Germinating Heliconia Seeds

 I finally acquired some heliconia schiedeana seeds from Whatcom Seed Company and was very impressed with the great service!  They not only shipped them out right away, but also included a great little guide for germinating heliconia seeds, along with padded seed packets complete with a photo of the plant!  (The third photo on the instructions is what I ordered)
Many of you in the tropics have access to heliconia seeds, so why not give it a shot?  
Due to the hard seed coats, I'm here to say that heliconias are notoriously difficult to grow from seed, requiring hardcore scarification (that sounds worse than it is), long soaks in tepid water and a wait ranging from a month to a year!  I have already succeeded in germinating seeds of ensete ventricosum and canna edulis, so I figured that it wouldn't be a stretch to sprout something in the same family...
Here's a summary of what the instructional packet and other sources online recommend for a successful heliconia sprout:

How to Germinate Heliconia Seeds

(These instructions apply to many other seeds with a hard coating, and I sprouted coral beans, sea grape and various sea beans using variations of this technique.)

1.  Scarify the seed coating
By sanding away the seed coat, you're letting water reach the embryo faster, shortening your wait.  You can use sandpaper or a nail file, but make sure you don't sand all the way through the coat or you risk damaging the embryo.

2.  Soak in tepid water
Immerse the seeds in hot water for a few days, replacing the water periodically.  This not only speeds up the process by softening the seed coating, but also helps to sanitize the seed and reduces potential problems.

3.  Plant in sanitized sphagnum moss
I ordered mine with the seeds!  You can use bags, trays or individual containers, but be sure to cover your container with plastic to keep it moist and sterile.  The medium should be moist but not soggy.  It supposedly helps if the white tip is pointing up, and providing a warm and dark environment is ideal.  I'm planting mine in a tupperware container, putting it in my shelf on my shady balcony and covering it with a small towel to help moderate the temperature. 

4.  Keep an eye on them
Just keep checking to make sure that everything's going okay.  If you see a little mold you can either replace some of the medium or sprinkle dry sphagnum on top.  When seeds germinate, transplant them to clean potting soil and watch them grow!

Heliconia Schiedeana is the most cold tolerant of the genus, and will unfurl huge upright paddlelike leaves up to 10 feet tall, eventually bearing a spiraling inflorescence with red bracts and yellow flowers.  I've seen it growing at the Jacksonville Zoo, so I know it can at least tolerate our winters.  It will only flower on stems over a year old, but after a milder winter in zone 9a I'll probably get to see a bloom or two, though the foliage is impressive enough on its own!

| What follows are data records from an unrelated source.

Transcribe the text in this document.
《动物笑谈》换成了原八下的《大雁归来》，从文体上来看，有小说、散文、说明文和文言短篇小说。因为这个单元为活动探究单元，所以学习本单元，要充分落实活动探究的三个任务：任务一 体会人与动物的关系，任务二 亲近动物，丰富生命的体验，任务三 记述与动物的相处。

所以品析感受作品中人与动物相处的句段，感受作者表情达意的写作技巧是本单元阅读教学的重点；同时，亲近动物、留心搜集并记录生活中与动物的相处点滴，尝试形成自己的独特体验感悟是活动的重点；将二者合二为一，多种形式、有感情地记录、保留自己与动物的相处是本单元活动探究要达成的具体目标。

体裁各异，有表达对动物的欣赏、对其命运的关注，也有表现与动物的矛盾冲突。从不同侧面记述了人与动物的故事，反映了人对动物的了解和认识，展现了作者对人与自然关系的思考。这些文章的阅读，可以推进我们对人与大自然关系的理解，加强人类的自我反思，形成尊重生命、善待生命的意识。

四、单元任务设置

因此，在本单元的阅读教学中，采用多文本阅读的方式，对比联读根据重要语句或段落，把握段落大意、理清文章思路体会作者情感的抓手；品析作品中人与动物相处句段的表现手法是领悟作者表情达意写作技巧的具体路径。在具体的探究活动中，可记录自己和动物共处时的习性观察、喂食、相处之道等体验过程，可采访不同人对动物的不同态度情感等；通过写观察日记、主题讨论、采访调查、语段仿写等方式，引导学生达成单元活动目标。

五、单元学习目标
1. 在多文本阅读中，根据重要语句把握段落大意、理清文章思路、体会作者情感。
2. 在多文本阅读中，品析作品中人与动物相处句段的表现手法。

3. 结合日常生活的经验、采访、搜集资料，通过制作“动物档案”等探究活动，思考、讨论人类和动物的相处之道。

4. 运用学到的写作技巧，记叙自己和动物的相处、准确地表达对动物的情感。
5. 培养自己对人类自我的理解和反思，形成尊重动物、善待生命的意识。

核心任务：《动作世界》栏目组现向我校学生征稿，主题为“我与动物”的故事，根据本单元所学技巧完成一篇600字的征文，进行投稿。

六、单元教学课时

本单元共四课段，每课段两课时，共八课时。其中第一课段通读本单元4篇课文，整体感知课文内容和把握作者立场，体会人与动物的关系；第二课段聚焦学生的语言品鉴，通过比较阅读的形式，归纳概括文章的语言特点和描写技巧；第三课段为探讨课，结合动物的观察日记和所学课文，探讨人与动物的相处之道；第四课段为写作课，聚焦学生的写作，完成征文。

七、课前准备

  1. Thanks for sharing a new way to germinate seeds. Heliconia plants loos beautiful, new one to me.

  2. I think I see Heliconia Schiedeana in Fairchild garden as well. Hmm, need to go to look my photos. It is very cool to get Heliconia from the seeds. Keep us posted for the progress, and good luck!

    Oh, BTW, I posted the second part of the Fairchild garden trip, you can take a look if you are interested.

  3. It looks like you're going to be quite busy. Good luck, and I look forward to seeing pics of all your new plants.

  4. That is a beautiful heliconia! I love these plants! They are so tropical looking. When I first started to read this post, I thought to myself that I had never heard of growing heliconias from seed. And I did buy mine as a plant. Then I read on that they were notoriously difficult to start from seed. Enough said. I won't be trying that. Good luck to you, though, and I hope it does prove to be cold-tolerant next winter.

  5. Rainforest gardener, that does look like the one I just had flowering in my garden. Good for you having the patience to start growing them from seed. It looks as though you have some good instructions there. I will be following your progress!

  6. I commend you for your fortitude! I'm a bit lazy when it comes to seeds...if I can get the plant, especially for free, I'm IN! I'm also impressed with your patience...a year?!?! But I'm sure it'll be well worth the wait!
    I have some heliconias that were given to me..don't know what kind they are, and actually thought I'd lost them over the winter but they're popping up with pretty green leaves! I'll let you know.
    I also noticed that you have a spider lily crinum on your wish list...I have this in my crinum collection and will send you pups when I get some.

  7. Just ran across this blog. You successful in getting them to sprout?

    I'm currently 6 days in, so I probably have a long ways to go. Looking for some inspiration!